# New Halloween Mask "Not Quite Dead"



## Great Pumpkin (Feb 21, 2011)

Another project I have been working on. he will be a wearable Halloween mask . We call him Not Quite Dead. Hope you like him.


----------



## the count (Jul 16, 2011)

the eyes and teeth are way cool


----------



## RoxyBlue (Oct 6, 2008)

He looks like a villain straight out of the imagination of Charles Dickens or Washington Irving. Nice job!


----------



## Great Pumpkin (Feb 21, 2011)

Thank you guys!


----------



## Spooky1 (Aug 25, 2008)

I like him. He looks quite happy (or is that an insane grin) for a guy with a massive head wound.


----------



## Great Pumpkin (Feb 21, 2011)

Both! LOL! Thanks for the compliments everyone!


----------



## kprimm (Mar 14, 2009)

Cool, another great sculpting job and cool character. You just need to start your own mask company now. Heres your tag line " cover your lumpkin with a mask from great pumpkin".


----------



## Headless (Sep 4, 2011)

Nice job!


----------



## fontgeek (Jul 24, 2006)

Would the wearer of the mask be able to see out?
Those eyes look fairly opaque.


----------



## Great Pumpkin (Feb 21, 2011)

kprimm said:


> Cool, another great sculpting job and cool character. You just need to start your own mask company now. Heres your tag line " cover your lumpkin with a mask from great pumpkin".

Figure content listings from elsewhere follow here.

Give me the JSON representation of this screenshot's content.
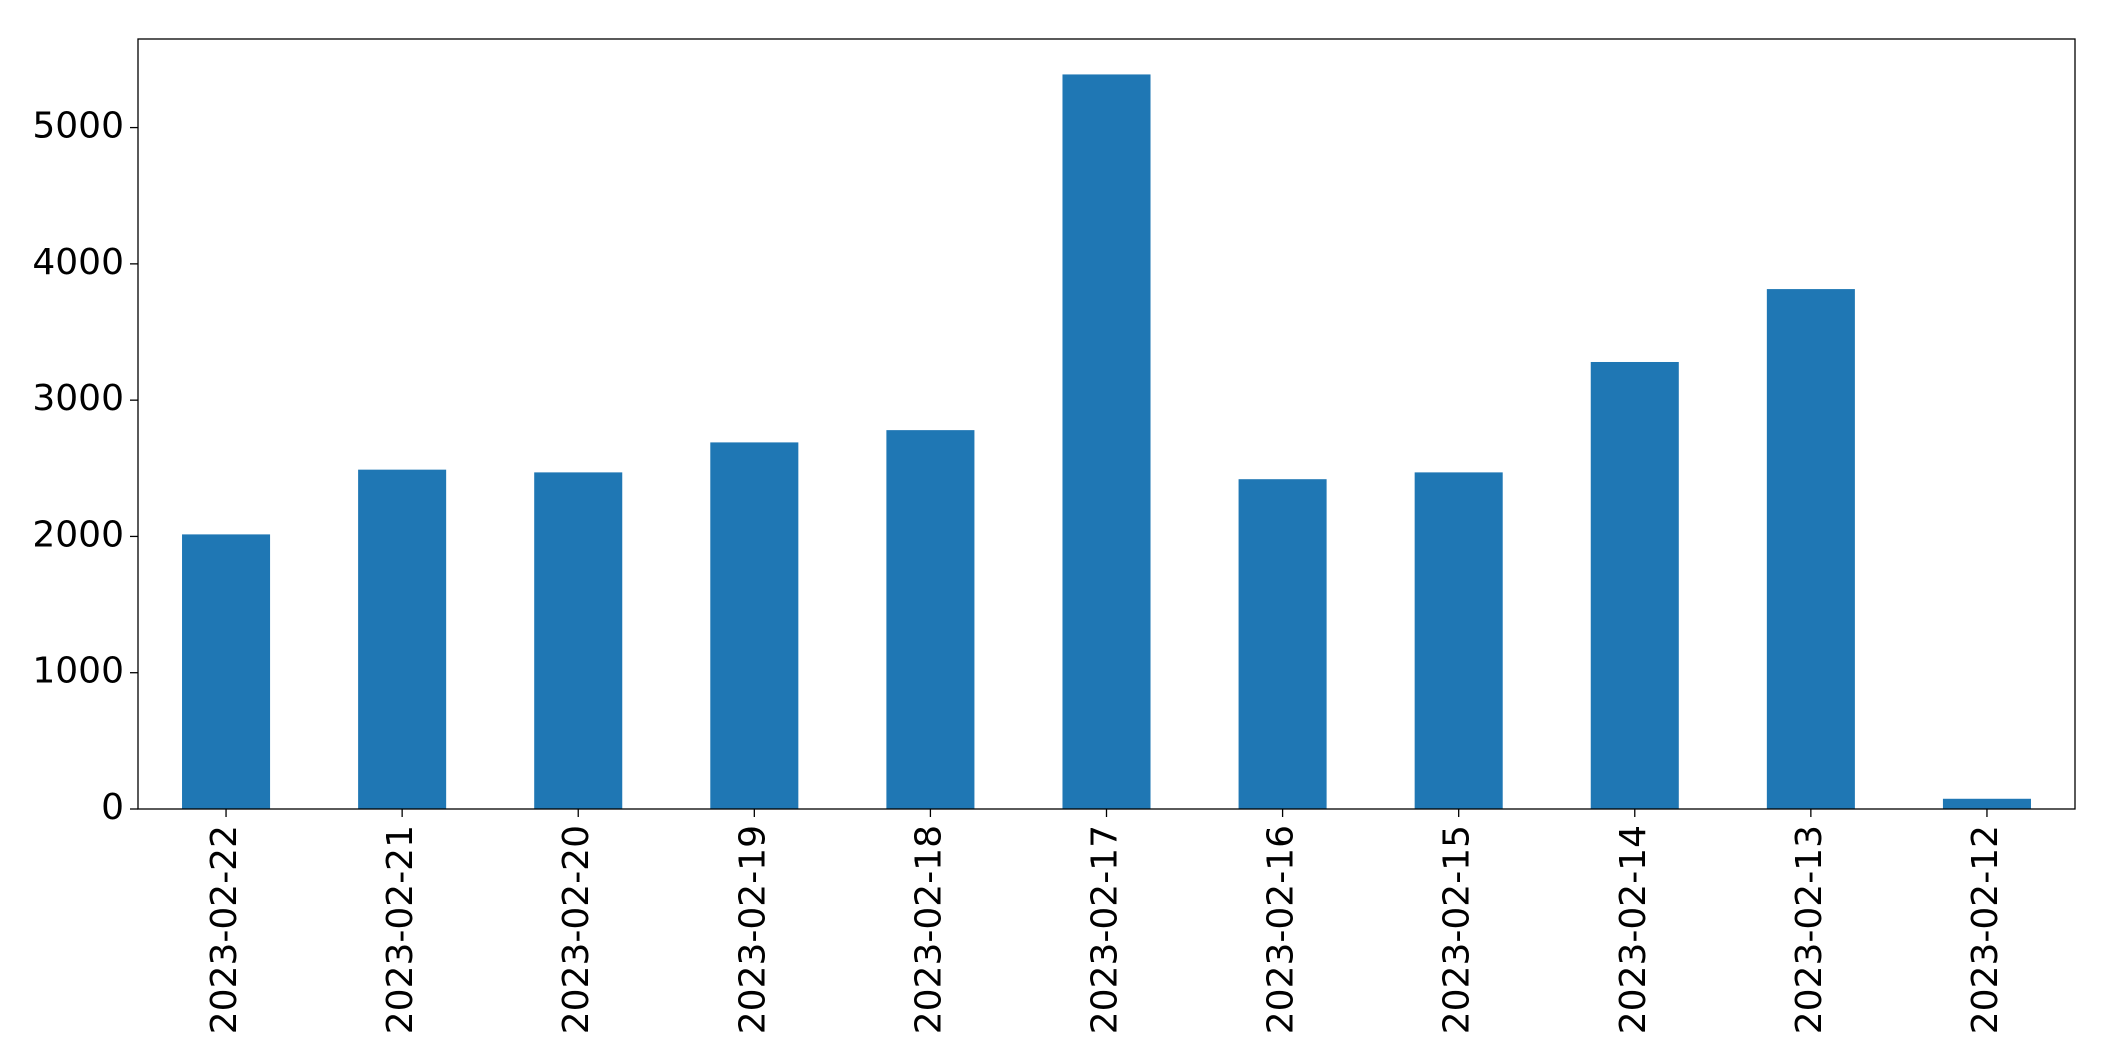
{
  "chart_data": {
    "type": "bar",
    "categories": [
      "2023-02-22",
      "2023-02-21",
      "2023-02-20",
      "2023-02-19",
      "2023-02-18",
      "2023-02-17",
      "2023-02-16",
      "2023-02-15",
      "2023-02-14",
      "2023-02-13",
      "2023-02-12"
    ],
    "values": [
      2015,
      2490,
      2470,
      2690,
      2780,
      5390,
      2420,
      2470,
      3280,
      3815,
      75
    ],
    "color": "#1f77b4",
    "ylim": [
      0,
      5650
    ],
    "yticks": [
      0,
      1000,
      2000,
      3000,
      4000,
      5000
    ],
    "grid": false
  }
}
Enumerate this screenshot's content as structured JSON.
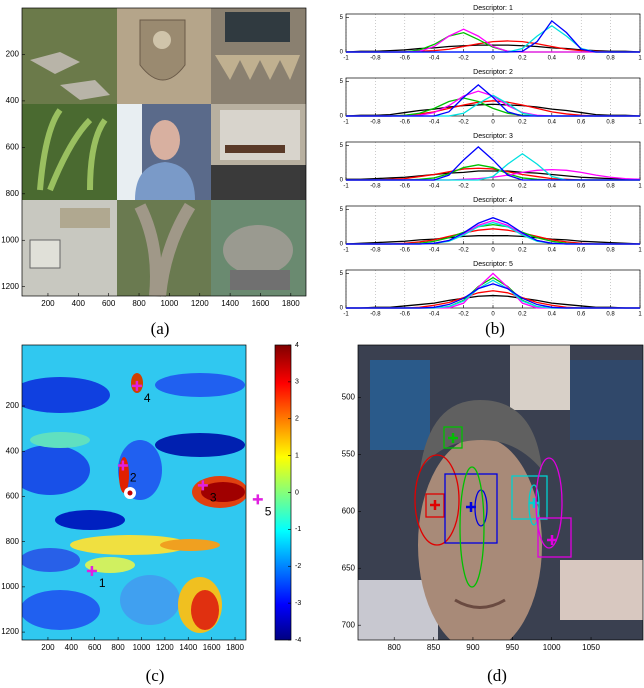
{
  "chart_data": [
    {
      "type": "image",
      "caption": "(a)",
      "xlim": [
        29,
        1900
      ],
      "ylim": [
        0,
        1240
      ],
      "yreverse": true,
      "xticks": [
        200,
        400,
        600,
        800,
        1000,
        1200,
        1400,
        1600,
        1800
      ],
      "yticks": [
        200,
        400,
        600,
        800,
        1000,
        1200
      ]
    },
    {
      "type": "density",
      "caption": "(b)",
      "xlim": [
        -1,
        1
      ],
      "ylim": [
        0,
        5.5
      ],
      "grid": true,
      "xticks": [
        -1,
        -0.8,
        -0.6,
        -0.4,
        -0.2,
        0,
        0.2,
        0.4,
        0.6,
        0.8,
        1
      ],
      "yticks": [
        0,
        5
      ],
      "x": [
        -1,
        -0.9,
        -0.8,
        -0.7,
        -0.6,
        -0.5,
        -0.4,
        -0.3,
        -0.2,
        -0.1,
        0,
        0.1,
        0.2,
        0.3,
        0.4,
        0.5,
        0.6,
        0.7,
        0.8,
        0.9,
        1
      ],
      "subplots": [
        {
          "title": "Descriptor: 1",
          "series": [
            {
              "color": "#000000",
              "values": [
                0,
                0.1,
                0.1,
                0.2,
                0.3,
                0.5,
                0.6,
                0.8,
                0.9,
                1,
                1,
                1,
                0.9,
                0.8,
                0.6,
                0.5,
                0.3,
                0.2,
                0.1,
                0.1,
                0
              ]
            },
            {
              "color": "#ff0000",
              "values": [
                0,
                0,
                0,
                0,
                0,
                0.1,
                0.2,
                0.4,
                0.8,
                1.2,
                1.5,
                1.6,
                1.5,
                1.2,
                0.8,
                0.4,
                0.2,
                0.1,
                0,
                0,
                0
              ]
            },
            {
              "color": "#00c000",
              "values": [
                0,
                0,
                0,
                0,
                0,
                0.3,
                1.1,
                2.3,
                2.8,
                1.8,
                0.7,
                0.1,
                0,
                0,
                0,
                0,
                0,
                0,
                0,
                0,
                0
              ]
            },
            {
              "color": "#ff00ff",
              "values": [
                0,
                0,
                0,
                0,
                0,
                0.1,
                0.8,
                2.3,
                3.3,
                2.3,
                0.8,
                0.1,
                0,
                0,
                0,
                0,
                0,
                0,
                0,
                0,
                0
              ]
            },
            {
              "color": "#00e0e0",
              "values": [
                0,
                0,
                0,
                0,
                0,
                0,
                0,
                0,
                0,
                0,
                0,
                0,
                0.5,
                2.3,
                3.8,
                2.3,
                0.5,
                0,
                0,
                0,
                0
              ]
            },
            {
              "color": "#0000ff",
              "values": [
                0,
                0,
                0,
                0,
                0,
                0,
                0,
                0,
                0,
                0,
                0,
                0,
                0.1,
                1.5,
                4.5,
                2.8,
                0.4,
                0,
                0,
                0,
                0
              ]
            }
          ]
        },
        {
          "title": "Descriptor: 2",
          "series": [
            {
              "color": "#000000",
              "values": [
                0,
                0.1,
                0.1,
                0.2,
                0.5,
                0.8,
                1,
                1.3,
                1.5,
                1.6,
                1.7,
                1.6,
                1.5,
                1.3,
                1,
                0.8,
                0.5,
                0.2,
                0.1,
                0.1,
                0
              ]
            },
            {
              "color": "#ff0000",
              "values": [
                0,
                0,
                0,
                0,
                0.1,
                0.3,
                0.6,
                1.1,
                1.6,
                2,
                2.2,
                2,
                1.6,
                1.1,
                0.6,
                0.3,
                0.1,
                0,
                0,
                0,
                0
              ]
            },
            {
              "color": "#00c000",
              "values": [
                0,
                0,
                0,
                0,
                0.1,
                0.4,
                1.1,
                2.1,
                2.6,
                2.1,
                1.1,
                0.4,
                0.1,
                0,
                0,
                0,
                0,
                0,
                0,
                0,
                0
              ]
            },
            {
              "color": "#ff00ff",
              "values": [
                0,
                0,
                0,
                0,
                0,
                0.1,
                0.5,
                1.5,
                2.9,
                3.6,
                2.9,
                1.5,
                0.5,
                0.1,
                0,
                0,
                0,
                0,
                0,
                0,
                0
              ]
            },
            {
              "color": "#00e0e0",
              "values": [
                0,
                0,
                0,
                0,
                0,
                0,
                0,
                0,
                0.4,
                1.8,
                3,
                1.8,
                0.4,
                0,
                0,
                0,
                0,
                0,
                0,
                0,
                0
              ]
            },
            {
              "color": "#0000ff",
              "values": [
                0,
                0,
                0,
                0,
                0,
                0,
                0,
                0.6,
                2.7,
                4.5,
                2.7,
                0.6,
                0,
                0,
                0,
                0,
                0,
                0,
                0,
                0,
                0
              ]
            }
          ]
        },
        {
          "title": "Descriptor: 3",
          "series": [
            {
              "color": "#000000",
              "values": [
                0.1,
                0.1,
                0.2,
                0.3,
                0.4,
                0.6,
                0.8,
                1,
                1.1,
                1.3,
                1.3,
                1.3,
                1.1,
                1,
                0.8,
                0.6,
                0.4,
                0.3,
                0.2,
                0.1,
                0.1
              ]
            },
            {
              "color": "#ff0000",
              "values": [
                0,
                0,
                0,
                0.1,
                0.2,
                0.5,
                0.8,
                1.2,
                1.6,
                1.7,
                1.6,
                1.2,
                0.8,
                0.5,
                0.2,
                0.1,
                0,
                0,
                0,
                0,
                0
              ]
            },
            {
              "color": "#00c000",
              "values": [
                0,
                0,
                0,
                0,
                0,
                0.1,
                0.3,
                0.9,
                1.8,
                2.2,
                1.8,
                0.9,
                0.3,
                0.1,
                0,
                0,
                0,
                0,
                0,
                0,
                0
              ]
            },
            {
              "color": "#ff00ff",
              "values": [
                0,
                0,
                0,
                0,
                0,
                0,
                0,
                0,
                0.1,
                0.2,
                0.4,
                0.7,
                1.1,
                1.4,
                1.5,
                1.4,
                1.1,
                0.7,
                0.4,
                0.2,
                0.1
              ]
            },
            {
              "color": "#00e0e0",
              "values": [
                0,
                0,
                0,
                0,
                0,
                0,
                0,
                0,
                0,
                0,
                0.5,
                2.3,
                3.8,
                2.3,
                0.5,
                0,
                0,
                0,
                0,
                0,
                0
              ]
            },
            {
              "color": "#0000ff",
              "values": [
                0,
                0,
                0,
                0,
                0,
                0,
                0,
                0.7,
                2.9,
                4.8,
                2.9,
                0.7,
                0,
                0,
                0,
                0,
                0,
                0,
                0,
                0,
                0
              ]
            }
          ]
        },
        {
          "title": "Descriptor: 4",
          "series": [
            {
              "color": "#000000",
              "values": [
                0,
                0.1,
                0.2,
                0.3,
                0.4,
                0.6,
                0.7,
                0.9,
                1.1,
                1.2,
                1.2,
                1.2,
                1.1,
                0.9,
                0.7,
                0.6,
                0.4,
                0.3,
                0.2,
                0.1,
                0
              ]
            },
            {
              "color": "#ff0000",
              "values": [
                0,
                0,
                0,
                0,
                0.1,
                0.3,
                0.6,
                1.1,
                1.6,
                2,
                2.2,
                2,
                1.6,
                1.1,
                0.6,
                0.3,
                0.1,
                0,
                0,
                0,
                0
              ]
            },
            {
              "color": "#00c000",
              "values": [
                0,
                0,
                0,
                0,
                0,
                0.1,
                0.4,
                0.9,
                1.7,
                2.5,
                2.8,
                2.5,
                1.7,
                0.9,
                0.4,
                0.1,
                0,
                0,
                0,
                0,
                0
              ]
            },
            {
              "color": "#ff00ff",
              "values": [
                0,
                0,
                0,
                0,
                0,
                0,
                0.1,
                0.5,
                1.4,
                2.7,
                3.4,
                2.7,
                1.4,
                0.5,
                0.1,
                0,
                0,
                0,
                0,
                0,
                0
              ]
            },
            {
              "color": "#00e0e0",
              "values": [
                0,
                0,
                0,
                0,
                0,
                0,
                0.1,
                0.4,
                1.3,
                2.5,
                3.1,
                2.5,
                1.3,
                0.4,
                0.1,
                0,
                0,
                0,
                0,
                0,
                0
              ]
            },
            {
              "color": "#0000ff",
              "values": [
                0,
                0,
                0,
                0,
                0,
                0,
                0.1,
                0.5,
                1.6,
                3,
                3.8,
                3,
                1.6,
                0.5,
                0.1,
                0,
                0,
                0,
                0,
                0,
                0
              ]
            }
          ]
        },
        {
          "title": "Descriptor: 5",
          "series": [
            {
              "color": "#000000",
              "values": [
                0,
                0,
                0.1,
                0.1,
                0.3,
                0.5,
                0.7,
                1.1,
                1.4,
                1.7,
                1.8,
                1.7,
                1.4,
                1.1,
                0.7,
                0.5,
                0.3,
                0.1,
                0.1,
                0,
                0
              ]
            },
            {
              "color": "#ff0000",
              "values": [
                0,
                0,
                0,
                0,
                0,
                0.1,
                0.4,
                0.8,
                1.5,
                2.2,
                2.5,
                2.2,
                1.5,
                0.8,
                0.4,
                0.1,
                0,
                0,
                0,
                0,
                0
              ]
            },
            {
              "color": "#00c000",
              "values": [
                0,
                0,
                0,
                0,
                0,
                0,
                0,
                0.2,
                1.1,
                3.1,
                4.4,
                3.1,
                1.1,
                0.2,
                0,
                0,
                0,
                0,
                0,
                0,
                0
              ]
            },
            {
              "color": "#ff00ff",
              "values": [
                0,
                0,
                0,
                0,
                0,
                0,
                0,
                0,
                0.7,
                3,
                5,
                3,
                0.7,
                0,
                0,
                0,
                0,
                0,
                0,
                0,
                0
              ]
            },
            {
              "color": "#00e0e0",
              "values": [
                0,
                0,
                0,
                0,
                0,
                0,
                0,
                0.2,
                1,
                2.8,
                4,
                2.8,
                1,
                0.2,
                0,
                0,
                0,
                0,
                0,
                0,
                0
              ]
            },
            {
              "color": "#0000ff",
              "values": [
                0,
                0,
                0,
                0,
                0,
                0,
                0.1,
                0.5,
                1.4,
                2.8,
                3.5,
                2.8,
                1.4,
                0.5,
                0.1,
                0,
                0,
                0,
                0,
                0,
                0
              ]
            }
          ]
        }
      ]
    },
    {
      "type": "heatmap",
      "caption": "(c)",
      "xlim": [
        -22,
        1894
      ],
      "ylim": [
        -70,
        1235
      ],
      "yreverse": true,
      "xticks": [
        200,
        400,
        600,
        800,
        1000,
        1200,
        1400,
        1600,
        1800
      ],
      "yticks": [
        200,
        400,
        600,
        800,
        1000,
        1200
      ],
      "colorbar": {
        "lim": [
          -4,
          4
        ],
        "ticks": [
          -4,
          -3,
          -2,
          -1,
          0,
          1,
          2,
          3,
          4
        ]
      },
      "markers": [
        {
          "label": "1",
          "x": 576,
          "y": 930,
          "color": "#e020e0"
        },
        {
          "label": "2",
          "x": 841,
          "y": 463,
          "color": "#e020e0"
        },
        {
          "label": "3",
          "x": 1525,
          "y": 551,
          "color": "#e020e0"
        },
        {
          "label": "4",
          "x": 961,
          "y": 111,
          "color": "#e020e0"
        },
        {
          "label": "5",
          "x": 1995,
          "y": 613,
          "color": "#e020e0"
        }
      ]
    },
    {
      "type": "image",
      "caption": "(d)",
      "xlim": [
        754,
        1116
      ],
      "ylim": [
        454,
        713
      ],
      "yreverse": true,
      "xticks": [
        800,
        850,
        900,
        950,
        1000,
        1050
      ],
      "yticks": [
        500,
        550,
        600,
        650,
        700
      ]
    }
  ]
}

Thanks Kprimm. I was going to make my own website soon.


----------



## Great Pumpkin (Feb 21, 2011)

fontgeek said:


> Would the wearer of the mask be able to see out?
> Those eyes look fairly opaque.


Yes the eye hole are slit above the eyes. majority of professional mask makers do it the same way.


----------



## CreeepyCathy (Mar 28, 2009)

awesome... as always.


----------